İşte bu erkenciliğim sayesinde anneannem ile gün ışırken iskeleye gider, seferden dönen balıkçıların çektiği ağlardan tekirler, barbunyalar alırdık; o balıkların lezzetini bir daha hiçbir yerde bulamadım. Dönüşte pastaneye uğrar, sıcacık açmaları, poğaçaları, çatalları dikkatlice yerleştirirdik filemize. Sonra, anneannemin yaptığı reçellerle nefis bir kahvaltıya gelirdi sıra... Kireç kaymağına yatırdığı kayısıların içine badem koyar, için için ışıldayan amberler gibi kayısı reçelleri yapardı. Sahile inmeden önce, deniz sonrası beni banyoda yıkayacak suyun ılıması için leğeni güneşin altına yerleştirirdi. Ve bir torbaya buzlu meyvalar hazırladı.

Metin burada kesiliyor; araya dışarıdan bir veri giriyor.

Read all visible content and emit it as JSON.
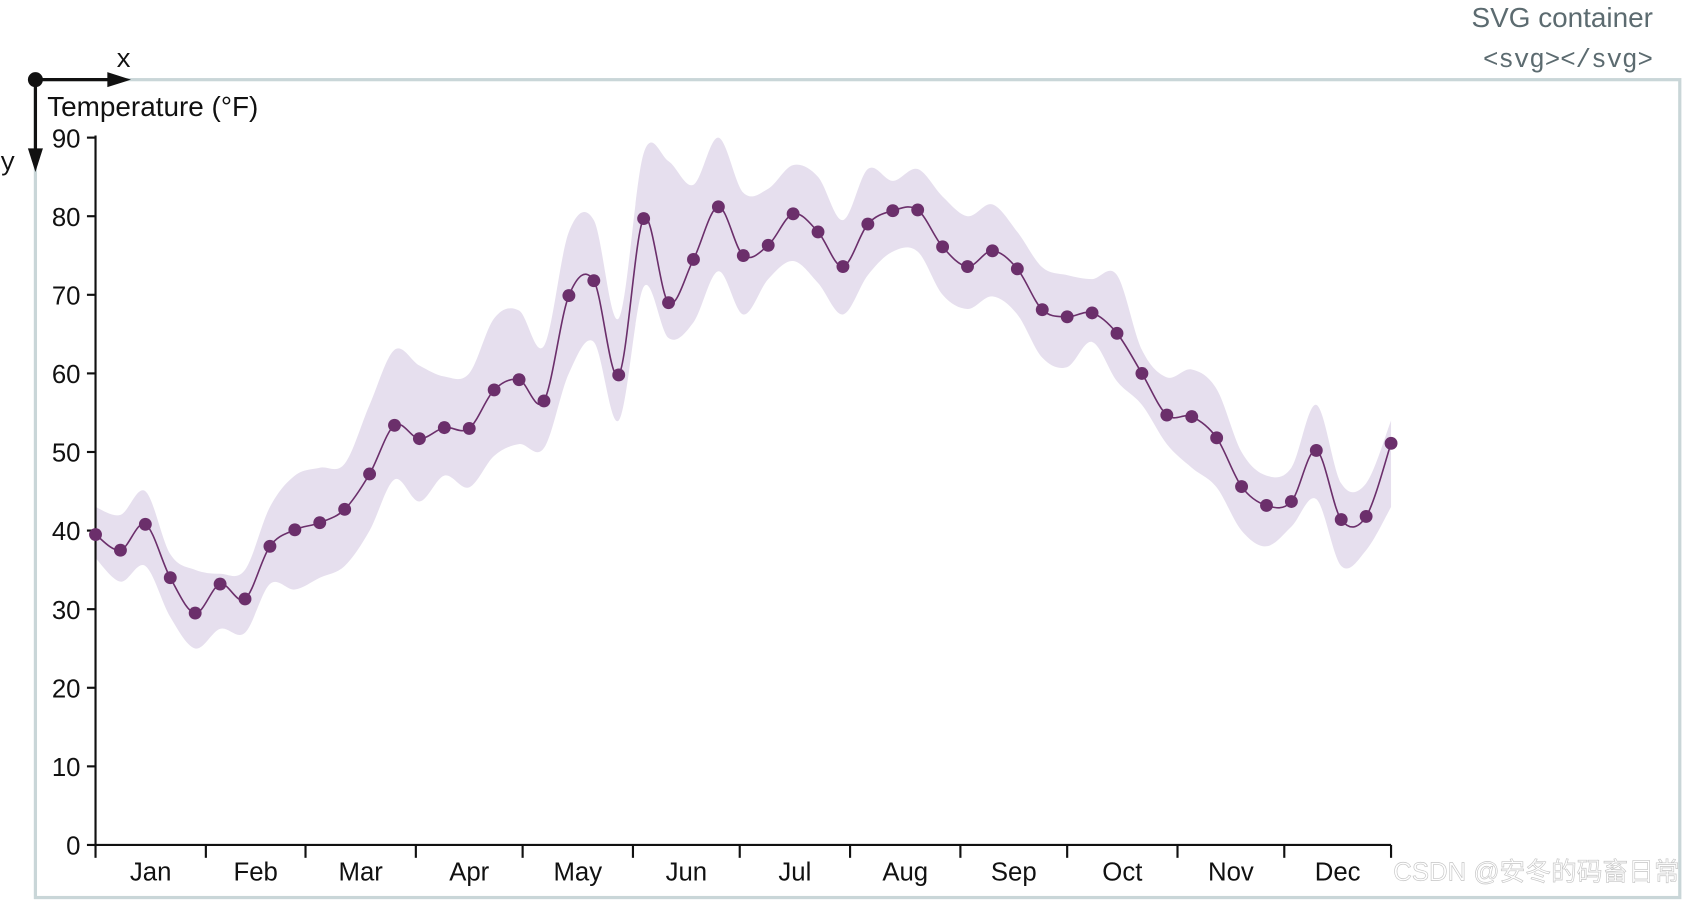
{
  "container": {
    "title": "SVG container",
    "tag": "<svg></svg>",
    "axis_x_label": "x",
    "axis_y_label": "y",
    "frame_color": "#c9d6d8",
    "text_color": "#5c6b70"
  },
  "watermark": "CSDN @安冬的码畜日常",
  "chart_data": {
    "type": "line",
    "ylabel": "Temperature (°F)",
    "xlabel": "",
    "ylim": [
      0,
      90
    ],
    "yticks": [
      0,
      10,
      20,
      30,
      40,
      50,
      60,
      70,
      80,
      90
    ],
    "months": [
      "Jan",
      "Feb",
      "Mar",
      "Apr",
      "May",
      "Jun",
      "Jul",
      "Aug",
      "Sep",
      "Oct",
      "Nov",
      "Dec"
    ],
    "grid": false,
    "line_color": "#6b2f6b",
    "band_color": "#e6dfee",
    "x": [
      "Jan 1",
      "Jan 8",
      "Jan 15",
      "Jan 22",
      "Jan 29",
      "Feb 5",
      "Feb 12",
      "Feb 19",
      "Feb 26",
      "Mar 5",
      "Mar 12",
      "Mar 19",
      "Mar 26",
      "Apr 2",
      "Apr 9",
      "Apr 16",
      "Apr 23",
      "Apr 30",
      "May 7",
      "May 14",
      "May 21",
      "May 28",
      "Jun 4",
      "Jun 11",
      "Jun 18",
      "Jun 25",
      "Jul 2",
      "Jul 9",
      "Jul 16",
      "Jul 23",
      "Jul 30",
      "Aug 6",
      "Aug 13",
      "Aug 20",
      "Aug 27",
      "Sep 3",
      "Sep 10",
      "Sep 17",
      "Sep 24",
      "Oct 1",
      "Oct 8",
      "Oct 15",
      "Oct 22",
      "Oct 29",
      "Nov 5",
      "Nov 12",
      "Nov 19",
      "Nov 26",
      "Dec 3",
      "Dec 10",
      "Dec 17",
      "Dec 24",
      "Dec 31"
    ],
    "series": [
      {
        "values": [
          39.5,
          37.5,
          40.8,
          34,
          29.5,
          33.2,
          31.3,
          38,
          40.1,
          41,
          42.7,
          47.2,
          53.4,
          51.7,
          53.1,
          53,
          57.9,
          59.2,
          56.5,
          69.9,
          71.8,
          59.8,
          79.7,
          69,
          74.5,
          81.2,
          75,
          76.3,
          80.3,
          78,
          73.6,
          79,
          80.7,
          80.8,
          76.1,
          73.6,
          75.6,
          73.3,
          68.1,
          67.2,
          67.7,
          65.1,
          60,
          54.7,
          54.5,
          51.8,
          45.6,
          43.2,
          43.7,
          50.2,
          41.4,
          41.8,
          51.1
        ]
      }
    ],
    "band_upper": [
      43,
      42,
      45,
      37,
      35,
      34.5,
      35,
      43,
      47,
      48,
      48.5,
      56,
      63,
      61,
      59.6,
      60,
      67,
      68,
      63.5,
      78,
      79.5,
      67,
      88,
      87,
      84,
      90,
      83,
      83.5,
      86.5,
      85,
      79.5,
      86,
      84.5,
      86,
      82.5,
      80,
      81.5,
      78,
      73.5,
      72.5,
      72,
      72.5,
      63,
      59.5,
      60.5,
      58,
      50,
      47,
      48,
      56,
      46,
      46,
      54
    ],
    "band_lower": [
      36.5,
      33.5,
      35.5,
      29,
      25,
      27.5,
      27,
      33.2,
      32.5,
      34,
      35.5,
      40,
      46.5,
      43.7,
      47,
      45.5,
      49.5,
      51,
      50.5,
      60,
      64,
      54,
      71,
      64.5,
      66.5,
      73,
      67.5,
      72,
      74.3,
      71.5,
      67.5,
      72.5,
      75.5,
      75.5,
      70,
      68.2,
      69.8,
      67.5,
      62,
      60.8,
      64,
      59,
      56,
      51,
      48,
      45.5,
      40,
      38,
      40.5,
      44,
      35.5,
      37.5,
      43
    ]
  }
}
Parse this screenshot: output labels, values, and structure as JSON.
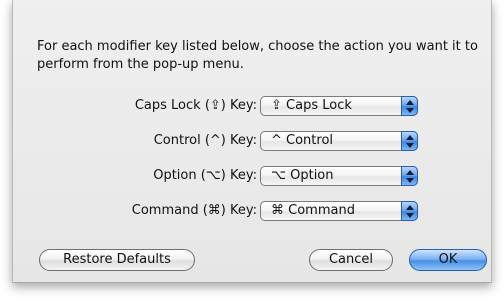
{
  "dialog": {
    "instructions": "For each modifier key listed below, choose the action you want it to perform from the pop-up menu."
  },
  "modifier_rows": [
    {
      "label": "Caps Lock (⇪) Key:",
      "selected": "⇪ Caps Lock"
    },
    {
      "label": "Control (^) Key:",
      "selected": "^ Control"
    },
    {
      "label": "Option (⌥) Key:",
      "selected": "⌥ Option"
    },
    {
      "label": "Command (⌘) Key:",
      "selected": "⌘ Command"
    }
  ],
  "buttons": {
    "restore_defaults": "Restore Defaults",
    "cancel": "Cancel",
    "ok": "OK"
  },
  "colors": {
    "default_button": "#4a8fe4",
    "popup_arrow": "#3f86e0"
  }
}
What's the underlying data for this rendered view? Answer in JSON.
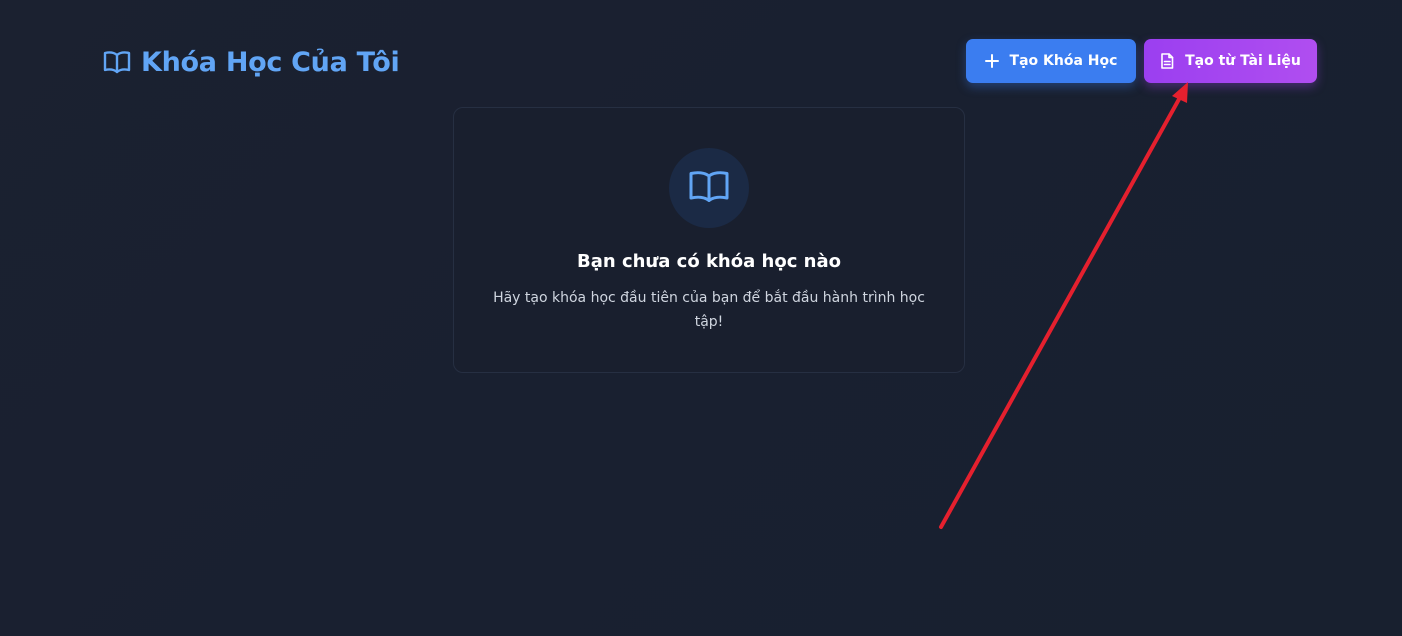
{
  "header": {
    "title": "Khóa Học Của Tôi",
    "title_icon": "book-open-icon"
  },
  "actions": {
    "create_course_label": "Tạo Khóa Học",
    "create_course_icon": "plus-icon",
    "create_from_doc_label": "Tạo từ Tài Liệu",
    "create_from_doc_icon": "document-icon"
  },
  "empty_state": {
    "icon": "book-open-icon",
    "title": "Bạn chưa có khóa học nào",
    "description": "Hãy tạo khóa học đầu tiên của bạn để bắt đầu hành trình học tập!"
  },
  "annotation": {
    "arrow_color": "#e5202e"
  },
  "colors": {
    "background": "#1a2030",
    "accent_blue": "#3b7df0",
    "accent_purple": "#a347f0",
    "title_blue": "#61a5f5"
  }
}
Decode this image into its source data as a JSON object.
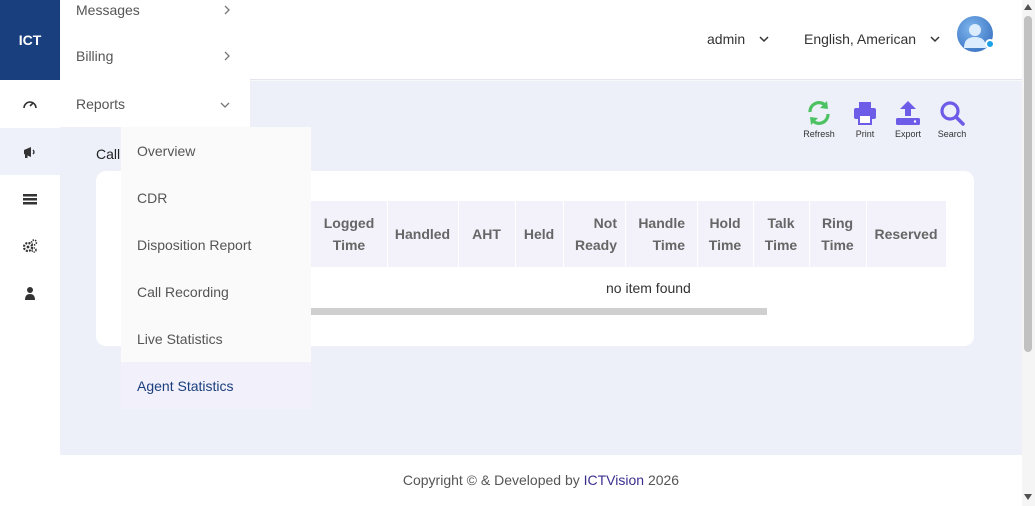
{
  "brand": {
    "logo_text": "ICT"
  },
  "header": {
    "user": "admin",
    "language": "English, American"
  },
  "rail": {
    "icons": [
      "dashboard-icon",
      "megaphone-icon",
      "list-icon",
      "settings-icon",
      "user-icon"
    ]
  },
  "menu": {
    "items": [
      {
        "label": "Messages",
        "state": "collapsed"
      },
      {
        "label": "Billing",
        "state": "collapsed"
      },
      {
        "label": "Reports",
        "state": "expanded"
      }
    ],
    "reports_submenu": [
      {
        "label": "Overview"
      },
      {
        "label": "CDR"
      },
      {
        "label": "Disposition Report"
      },
      {
        "label": "Call Recording"
      },
      {
        "label": "Live Statistics"
      },
      {
        "label": "Agent Statistics",
        "active": true
      }
    ]
  },
  "page": {
    "section_label": "Call",
    "toolbar": {
      "refresh": "Refresh",
      "print": "Print",
      "export": "Export",
      "search": "Search"
    },
    "table": {
      "columns": [
        [
          "Logged",
          "Time"
        ],
        [
          "Handled"
        ],
        [
          "AHT"
        ],
        [
          "Held"
        ],
        [
          "Not",
          "Ready"
        ],
        [
          "Handle",
          "Time"
        ],
        [
          "Hold",
          "Time"
        ],
        [
          "Talk",
          "Time"
        ],
        [
          "Ring",
          "Time"
        ],
        [
          "Reserved"
        ]
      ],
      "empty_message": "no item found"
    }
  },
  "footer": {
    "prefix": "Copyright © & Developed by ",
    "brand": "ICTVision",
    "year": " 2026"
  },
  "colors": {
    "accent": "#1a3f7e",
    "tool_purple": "#6c5ce7",
    "refresh_green": "#4cc262",
    "content_bg": "#eef0f9"
  }
}
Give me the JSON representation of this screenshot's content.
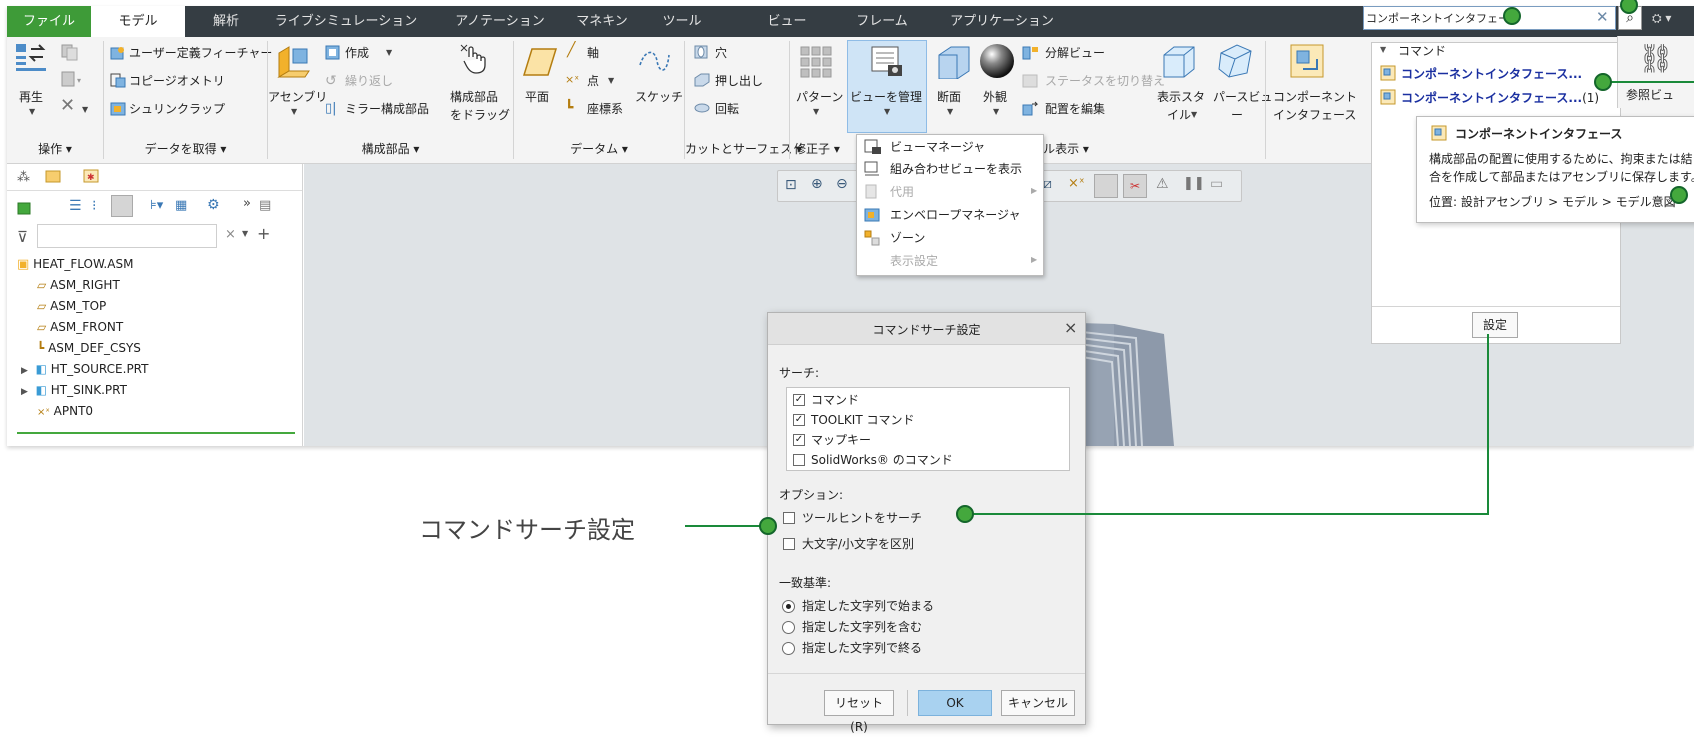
{
  "tabs": [
    {
      "label": "ファイル"
    },
    {
      "label": "モデル"
    },
    {
      "label": "解析"
    },
    {
      "label": "ライブシミュレーション"
    },
    {
      "label": "アノテーション"
    },
    {
      "label": "マネキン"
    },
    {
      "label": "ツール"
    },
    {
      "label": "ビュー"
    },
    {
      "label": "フレーム"
    },
    {
      "label": "アプリケーション"
    }
  ],
  "ribbon": {
    "operations": {
      "regen": "再生",
      "group": "操作 ▾"
    },
    "get_data": {
      "udf": "ユーザー定義フィーチャー",
      "copy_geom": "コピージオメトリ",
      "shrinkwrap": "シュリンクラップ",
      "group": "データを取得 ▾"
    },
    "components": {
      "assembly": "アセンブリ",
      "create": "作成",
      "repeat": "繰り返し",
      "mirror": "ミラー構成部品",
      "drag1": "構成部品",
      "drag2": "をドラッグ",
      "group": "構成部品 ▾"
    },
    "datum": {
      "plane": "平面",
      "axis": "軸",
      "point": "点",
      "csys": "座標系",
      "sketch": "スケッチ",
      "group": "データム ▾"
    },
    "cut": {
      "hole": "穴",
      "extrude": "押し出し",
      "revolve": "回転",
      "group": "カットとサーフェス ▾"
    },
    "modifiers": {
      "pattern": "パターン",
      "group": "修正子 ▾"
    },
    "view": {
      "manage": "ビューを管理",
      "section": "断面",
      "appearance": "外観",
      "explode": "分解ビュー",
      "toggle_status": "ステータスを切り替え",
      "edit_pos": "配置を編集",
      "display_style1": "表示スタ",
      "display_style2": "イル",
      "persp1": "パースビュ",
      "persp2": "ー",
      "group": "ル表示 ▾"
    },
    "comp_interface1": "コンポーネント",
    "comp_interface2": "インタフェース",
    "ref_view": "参照ビュ"
  },
  "search": {
    "value": "コンポーネントインタフェース",
    "section": "コマンド",
    "result1": "コンポーネントインタフェース...",
    "result2": "コンポーネントインタフェース...",
    "result2_count": "(1)",
    "settings_button": "設定"
  },
  "tooltip": {
    "title": "コンポーネントインタフェース",
    "desc1": "構成部品の配置に使用するために、拘束または結",
    "desc2": "合を作成して部品またはアセンブリに保存します。",
    "location": "位置: 設計アセンブリ > モデル > モデル意図"
  },
  "view_menu": {
    "items": [
      {
        "label": "ビューマネージャ",
        "enabled": true
      },
      {
        "label": "組み合わせビューを表示",
        "enabled": true
      },
      {
        "label": "代用",
        "enabled": false
      },
      {
        "label": "エンベロープマネージャ",
        "enabled": true
      },
      {
        "label": "ゾーン",
        "enabled": true
      },
      {
        "label": "表示設定",
        "enabled": false
      }
    ]
  },
  "tree": {
    "items": [
      "HEAT_FLOW.ASM",
      "ASM_RIGHT",
      "ASM_TOP",
      "ASM_FRONT",
      "ASM_DEF_CSYS",
      "HT_SOURCE.PRT",
      "HT_SINK.PRT",
      "APNT0"
    ]
  },
  "dialog": {
    "title": "コマンドサーチ設定",
    "close": "×",
    "search_label": "サーチ:",
    "search_items": [
      {
        "label": "コマンド",
        "checked": true
      },
      {
        "label": "TOOLKIT コマンド",
        "checked": true
      },
      {
        "label": "マップキー",
        "checked": true
      },
      {
        "label": "SolidWorks® のコマンド",
        "checked": false
      }
    ],
    "options_label": "オプション:",
    "options": [
      {
        "label": "ツールヒントをサーチ",
        "checked": false
      },
      {
        "label": "大文字/小文字を区別",
        "checked": false
      }
    ],
    "match_label": "一致基準:",
    "match_options": [
      {
        "label": "指定した文字列で始まる",
        "selected": true
      },
      {
        "label": "指定した文字列を含む",
        "selected": false
      },
      {
        "label": "指定した文字列で終る",
        "selected": false
      }
    ],
    "reset": "リセット (R)",
    "ok": "OK",
    "cancel": "キャンセル"
  },
  "callout_label": "コマンドサーチ設定",
  "colors": {
    "accent_green": "#3e9b38",
    "callout_green": "#1a8a3a",
    "link_blue": "#1a2fa0",
    "ok_blue": "#a9d2f0"
  }
}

Çınarcık denizi çakıl taşlarının arasında dans eden güneş ışıklarıyla tertemiz, sahil her zaman tenha idi. Öğleyin yemek için pansiyona dönülür, yıkandıktan sonra yemek yenilir, öğle uykusuna yatılırdı. Akşam üstleri herkes tertemiz giyinir, kır gazinosuna giderdi. Ben gazoz içerdim. Ruhumun her türlü kaygıdan habersiz olduğu, baştan aşağı mutlu ve güvende hissettiğim, hayatımın en güzel günleridir Çınarcık günleri…


Karacaali Köyü

Karacaali Köyü
Çınarcık’tan sonra fıstık çamları ve zeytin ağaçlarının denizle buluştuğu, Gemlik yakınında Karacaali Köyü’nde amcam Ender Karay’ın tavsiyesi ile bir daire aldı ailem.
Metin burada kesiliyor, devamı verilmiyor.